We made the decision quite a while ago that our kids would attend public school. We live in a great school district, and though I received an excellent private school education, I spent several years working in public schools in the StL area, and I felt really comfortable with the quality of education our kids would receive in public school. Plus, we have made the choice to have me stay at home with the kids; if we chose private school, I would definitely have to work, and for us, that was not worth it. Homeschooling is also not a choice for us, so public school it is (and, as I’ve stated above, it’s not entirely by default; I feel good about the boys’ school)!

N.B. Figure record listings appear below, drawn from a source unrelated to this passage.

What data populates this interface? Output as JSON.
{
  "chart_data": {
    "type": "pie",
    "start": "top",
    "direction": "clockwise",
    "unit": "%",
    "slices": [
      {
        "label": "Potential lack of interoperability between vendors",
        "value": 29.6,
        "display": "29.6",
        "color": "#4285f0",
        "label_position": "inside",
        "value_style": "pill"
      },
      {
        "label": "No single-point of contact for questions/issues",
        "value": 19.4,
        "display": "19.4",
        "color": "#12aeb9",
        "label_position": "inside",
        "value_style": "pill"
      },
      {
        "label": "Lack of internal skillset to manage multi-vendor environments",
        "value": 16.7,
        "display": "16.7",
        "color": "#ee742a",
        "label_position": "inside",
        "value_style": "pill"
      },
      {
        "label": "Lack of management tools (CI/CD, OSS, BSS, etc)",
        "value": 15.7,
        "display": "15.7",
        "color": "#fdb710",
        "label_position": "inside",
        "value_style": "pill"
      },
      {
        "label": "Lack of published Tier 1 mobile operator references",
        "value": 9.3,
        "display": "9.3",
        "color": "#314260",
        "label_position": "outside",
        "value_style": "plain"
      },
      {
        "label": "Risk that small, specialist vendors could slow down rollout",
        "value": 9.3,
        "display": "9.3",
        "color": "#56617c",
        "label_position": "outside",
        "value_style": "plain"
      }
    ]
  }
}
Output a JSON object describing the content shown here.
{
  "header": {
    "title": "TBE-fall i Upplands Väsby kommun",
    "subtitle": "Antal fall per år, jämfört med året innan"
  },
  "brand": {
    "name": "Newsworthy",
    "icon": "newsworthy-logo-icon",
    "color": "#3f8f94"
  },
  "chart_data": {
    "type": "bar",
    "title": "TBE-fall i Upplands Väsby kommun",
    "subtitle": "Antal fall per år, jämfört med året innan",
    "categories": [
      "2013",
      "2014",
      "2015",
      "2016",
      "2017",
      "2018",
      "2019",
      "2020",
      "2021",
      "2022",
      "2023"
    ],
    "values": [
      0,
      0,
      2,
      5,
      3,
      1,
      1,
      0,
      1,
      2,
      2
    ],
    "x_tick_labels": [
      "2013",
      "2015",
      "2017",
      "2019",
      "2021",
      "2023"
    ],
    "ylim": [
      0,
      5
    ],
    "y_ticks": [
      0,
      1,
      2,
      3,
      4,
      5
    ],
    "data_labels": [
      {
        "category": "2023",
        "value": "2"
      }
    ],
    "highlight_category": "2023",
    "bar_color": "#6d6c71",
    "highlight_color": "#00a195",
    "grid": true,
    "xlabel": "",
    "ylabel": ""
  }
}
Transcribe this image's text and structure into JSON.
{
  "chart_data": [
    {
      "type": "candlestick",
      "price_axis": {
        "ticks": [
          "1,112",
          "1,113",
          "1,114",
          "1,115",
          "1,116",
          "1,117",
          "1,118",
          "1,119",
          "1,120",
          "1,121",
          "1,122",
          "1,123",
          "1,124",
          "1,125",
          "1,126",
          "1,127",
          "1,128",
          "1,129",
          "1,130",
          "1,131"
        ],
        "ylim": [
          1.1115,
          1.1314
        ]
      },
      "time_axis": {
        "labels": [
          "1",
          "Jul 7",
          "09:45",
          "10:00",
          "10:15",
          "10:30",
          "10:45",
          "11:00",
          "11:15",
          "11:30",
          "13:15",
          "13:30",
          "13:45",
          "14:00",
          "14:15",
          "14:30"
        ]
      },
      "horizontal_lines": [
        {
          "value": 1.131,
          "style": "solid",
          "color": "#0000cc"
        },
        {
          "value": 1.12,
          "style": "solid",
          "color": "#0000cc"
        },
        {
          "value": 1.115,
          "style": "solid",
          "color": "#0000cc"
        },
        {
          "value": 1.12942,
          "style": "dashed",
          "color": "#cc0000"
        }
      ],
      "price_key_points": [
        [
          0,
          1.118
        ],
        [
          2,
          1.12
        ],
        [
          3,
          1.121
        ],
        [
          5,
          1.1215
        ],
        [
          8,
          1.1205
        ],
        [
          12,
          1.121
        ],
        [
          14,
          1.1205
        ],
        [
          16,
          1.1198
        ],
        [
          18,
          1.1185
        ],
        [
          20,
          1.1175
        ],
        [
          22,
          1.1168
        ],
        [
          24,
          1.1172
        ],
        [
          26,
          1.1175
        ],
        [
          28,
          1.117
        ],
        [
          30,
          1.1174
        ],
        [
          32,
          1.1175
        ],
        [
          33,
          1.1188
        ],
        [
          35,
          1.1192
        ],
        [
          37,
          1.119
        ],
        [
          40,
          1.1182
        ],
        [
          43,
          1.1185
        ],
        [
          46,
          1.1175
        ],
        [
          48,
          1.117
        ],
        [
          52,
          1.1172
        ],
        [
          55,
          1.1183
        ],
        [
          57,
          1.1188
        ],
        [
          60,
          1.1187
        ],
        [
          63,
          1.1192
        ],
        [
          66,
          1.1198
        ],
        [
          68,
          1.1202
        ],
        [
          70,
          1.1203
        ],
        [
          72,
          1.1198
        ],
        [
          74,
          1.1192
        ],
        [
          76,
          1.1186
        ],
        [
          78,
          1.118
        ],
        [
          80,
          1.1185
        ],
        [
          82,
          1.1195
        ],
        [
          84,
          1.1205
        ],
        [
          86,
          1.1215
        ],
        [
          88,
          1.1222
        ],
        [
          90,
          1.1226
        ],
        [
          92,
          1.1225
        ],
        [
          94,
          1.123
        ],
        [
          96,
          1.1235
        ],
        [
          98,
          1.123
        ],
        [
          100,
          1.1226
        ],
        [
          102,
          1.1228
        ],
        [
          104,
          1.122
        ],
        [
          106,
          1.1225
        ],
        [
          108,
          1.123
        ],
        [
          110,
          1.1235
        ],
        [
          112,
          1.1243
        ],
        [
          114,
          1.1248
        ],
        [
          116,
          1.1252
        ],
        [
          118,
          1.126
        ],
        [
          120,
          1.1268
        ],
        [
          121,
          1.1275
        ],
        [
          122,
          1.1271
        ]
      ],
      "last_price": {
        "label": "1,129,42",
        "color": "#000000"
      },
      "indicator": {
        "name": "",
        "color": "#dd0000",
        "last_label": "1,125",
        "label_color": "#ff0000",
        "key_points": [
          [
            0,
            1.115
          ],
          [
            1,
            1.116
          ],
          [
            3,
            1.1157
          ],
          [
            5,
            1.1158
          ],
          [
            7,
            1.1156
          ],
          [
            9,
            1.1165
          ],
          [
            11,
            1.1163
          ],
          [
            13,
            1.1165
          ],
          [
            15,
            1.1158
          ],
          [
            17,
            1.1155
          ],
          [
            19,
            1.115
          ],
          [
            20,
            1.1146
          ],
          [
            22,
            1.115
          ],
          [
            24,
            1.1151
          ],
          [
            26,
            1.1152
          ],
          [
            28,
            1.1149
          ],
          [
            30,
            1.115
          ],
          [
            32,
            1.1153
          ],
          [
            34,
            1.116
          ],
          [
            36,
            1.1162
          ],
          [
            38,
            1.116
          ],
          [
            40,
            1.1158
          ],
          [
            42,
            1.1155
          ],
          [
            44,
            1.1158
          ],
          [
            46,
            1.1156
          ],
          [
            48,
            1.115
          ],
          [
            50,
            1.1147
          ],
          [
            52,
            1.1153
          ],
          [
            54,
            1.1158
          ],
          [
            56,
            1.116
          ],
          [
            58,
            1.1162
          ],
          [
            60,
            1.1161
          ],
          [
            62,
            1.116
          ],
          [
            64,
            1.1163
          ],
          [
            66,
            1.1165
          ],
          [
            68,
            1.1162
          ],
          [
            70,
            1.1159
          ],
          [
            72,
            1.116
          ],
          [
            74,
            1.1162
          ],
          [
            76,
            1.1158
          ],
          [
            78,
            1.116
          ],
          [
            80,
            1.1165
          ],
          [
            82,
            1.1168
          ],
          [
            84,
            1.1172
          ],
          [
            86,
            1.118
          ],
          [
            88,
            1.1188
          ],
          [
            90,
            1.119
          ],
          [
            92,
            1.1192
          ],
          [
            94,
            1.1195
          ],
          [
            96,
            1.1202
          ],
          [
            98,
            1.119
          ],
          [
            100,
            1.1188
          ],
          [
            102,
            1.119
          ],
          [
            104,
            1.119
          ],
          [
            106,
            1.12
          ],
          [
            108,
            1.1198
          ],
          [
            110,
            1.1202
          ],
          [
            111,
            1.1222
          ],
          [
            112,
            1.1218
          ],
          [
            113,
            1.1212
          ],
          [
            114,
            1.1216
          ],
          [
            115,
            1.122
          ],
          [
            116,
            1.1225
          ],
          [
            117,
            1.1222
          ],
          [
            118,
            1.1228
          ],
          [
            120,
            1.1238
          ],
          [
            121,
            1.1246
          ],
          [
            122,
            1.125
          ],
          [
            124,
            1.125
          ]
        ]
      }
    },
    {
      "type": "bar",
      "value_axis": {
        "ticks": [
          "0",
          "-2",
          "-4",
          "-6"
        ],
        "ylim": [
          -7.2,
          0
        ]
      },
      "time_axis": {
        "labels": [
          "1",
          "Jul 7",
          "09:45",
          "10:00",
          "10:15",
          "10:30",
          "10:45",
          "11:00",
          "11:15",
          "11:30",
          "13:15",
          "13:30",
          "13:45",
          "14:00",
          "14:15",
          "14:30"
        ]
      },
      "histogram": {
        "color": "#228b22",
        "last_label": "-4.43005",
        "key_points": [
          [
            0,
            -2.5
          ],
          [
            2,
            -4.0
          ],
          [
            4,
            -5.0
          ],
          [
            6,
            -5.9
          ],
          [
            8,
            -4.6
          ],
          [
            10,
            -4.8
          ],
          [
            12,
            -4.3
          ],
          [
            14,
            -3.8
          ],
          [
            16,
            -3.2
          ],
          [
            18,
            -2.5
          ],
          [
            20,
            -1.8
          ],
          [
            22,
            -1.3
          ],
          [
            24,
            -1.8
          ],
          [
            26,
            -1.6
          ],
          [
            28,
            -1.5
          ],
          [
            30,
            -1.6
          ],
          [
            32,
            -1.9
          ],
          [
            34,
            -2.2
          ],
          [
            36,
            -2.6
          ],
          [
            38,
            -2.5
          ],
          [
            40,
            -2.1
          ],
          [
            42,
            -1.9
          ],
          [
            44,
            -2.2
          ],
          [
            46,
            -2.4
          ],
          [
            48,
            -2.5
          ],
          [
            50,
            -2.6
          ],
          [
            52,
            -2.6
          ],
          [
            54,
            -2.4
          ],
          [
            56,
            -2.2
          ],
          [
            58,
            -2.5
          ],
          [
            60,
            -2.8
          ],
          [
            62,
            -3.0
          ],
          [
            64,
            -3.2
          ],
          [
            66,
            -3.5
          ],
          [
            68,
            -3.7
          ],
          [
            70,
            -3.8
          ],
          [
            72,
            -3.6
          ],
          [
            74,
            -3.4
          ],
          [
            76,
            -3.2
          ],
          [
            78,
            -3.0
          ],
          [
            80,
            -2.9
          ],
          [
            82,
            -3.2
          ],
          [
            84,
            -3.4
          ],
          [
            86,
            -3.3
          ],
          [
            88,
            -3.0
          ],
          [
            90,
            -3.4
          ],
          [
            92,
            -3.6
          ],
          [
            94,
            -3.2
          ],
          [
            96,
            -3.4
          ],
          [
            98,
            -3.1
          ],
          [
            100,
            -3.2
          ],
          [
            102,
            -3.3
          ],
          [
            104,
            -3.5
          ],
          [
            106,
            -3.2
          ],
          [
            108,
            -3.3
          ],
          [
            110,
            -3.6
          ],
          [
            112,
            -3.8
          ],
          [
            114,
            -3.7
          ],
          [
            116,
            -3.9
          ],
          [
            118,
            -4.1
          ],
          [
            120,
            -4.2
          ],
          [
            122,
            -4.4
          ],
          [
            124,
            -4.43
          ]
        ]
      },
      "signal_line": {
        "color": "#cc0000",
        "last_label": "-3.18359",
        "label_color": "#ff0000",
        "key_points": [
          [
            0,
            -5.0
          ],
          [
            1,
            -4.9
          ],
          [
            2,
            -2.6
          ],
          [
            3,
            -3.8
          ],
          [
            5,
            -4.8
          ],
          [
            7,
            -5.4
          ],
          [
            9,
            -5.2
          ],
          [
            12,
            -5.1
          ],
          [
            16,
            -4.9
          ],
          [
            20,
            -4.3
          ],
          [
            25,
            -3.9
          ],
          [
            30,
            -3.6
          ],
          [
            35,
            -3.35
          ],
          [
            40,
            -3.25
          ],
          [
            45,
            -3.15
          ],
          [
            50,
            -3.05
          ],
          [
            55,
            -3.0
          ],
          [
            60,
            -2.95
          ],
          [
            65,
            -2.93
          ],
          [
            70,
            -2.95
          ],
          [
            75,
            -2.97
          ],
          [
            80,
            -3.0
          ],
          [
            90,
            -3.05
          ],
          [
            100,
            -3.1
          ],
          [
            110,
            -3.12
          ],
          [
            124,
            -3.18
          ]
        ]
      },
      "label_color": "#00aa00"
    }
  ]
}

We have had a pretty good first two years in our local public school; there was a hiccup last fall, which I won’t go into here, that caused us to reconsider our choice and investigate some alternatives (i.e. pricing private school, talking to an administrator I know in a neighboring district), but in the end, we decided to stay in the same district. Had I read this book before that event occurred last fall, I know I would have felt more empowered to deal with it appropriately. Sorry to be vague, but it’s controversial and I don’t want to go there. All of that to say: this book is so worth the read.
The authors and their children, who comment on their own at the end of the book, are not critical of homeschooling or private schools. They simply believe, for many reasons, that public school is the way to go for their family. I loved this explanation as to why:
As they engage the culture and interact with a diverse crowd of people, they come to see how the world functions, what leads to success and what is a dead-end street. Personally speaking, we would much rather have the Pritchard clan work through this process while they’re under our care, hearing our perspective, seeing how the Word of God explains reality and morals and maturity, than to have them start the process when they’re 18 years old and 500 miles away living in a university dorm. We want to be close to them during this critically important phase of their lives.
The Pritchards outline lots of real-life experiences their children have had in school, and how they dealt with them. I found those particularly helpful, because even parents who are proactive about their child’s education are going to have unexpected circumstances crop up, and they need to be prepared to discuss and deal with them when they happen. The authors also debunk the myth that the reason Christian parents send their kids to public school is so that they can preach the gospel to their classmates. They say, “The main job for a Christian child or teenager in public school is simply to be a good student, a good citizen, and a servant-leader – to model what Christianity actually is.” Couldn’t agree more.
Of course, like any book, I didn’t agree with absolutely every point of view. For instance, we go to a church that has an incredible infant-high school education program on Sunday mornings, so our kids don’t worship with us except for about 6-8 Sundays a year. (And don’t get me wrong; having kids learn how to sit through a service and listen is important to me, too; we go to church as a family on those Sundays when the kids don’t have class, and our expectation is that our older boys will participate as fully as they can.) The authors disagree with kids attending class instead of worshipping with their parents every week, saying that parents cannot abdicate this responsibility. However, there are people dedicated to teaching my boys the gospel on a level that they can understand, and we are doing our part at home, too (not just relying on the Sunday School teachers), so this part just wasn’t for me.
Anyway, if you are considering public school or have kids already in public school, I’d highly recommend this book! It’s a quick read, and you can buy it on half.com for not very much.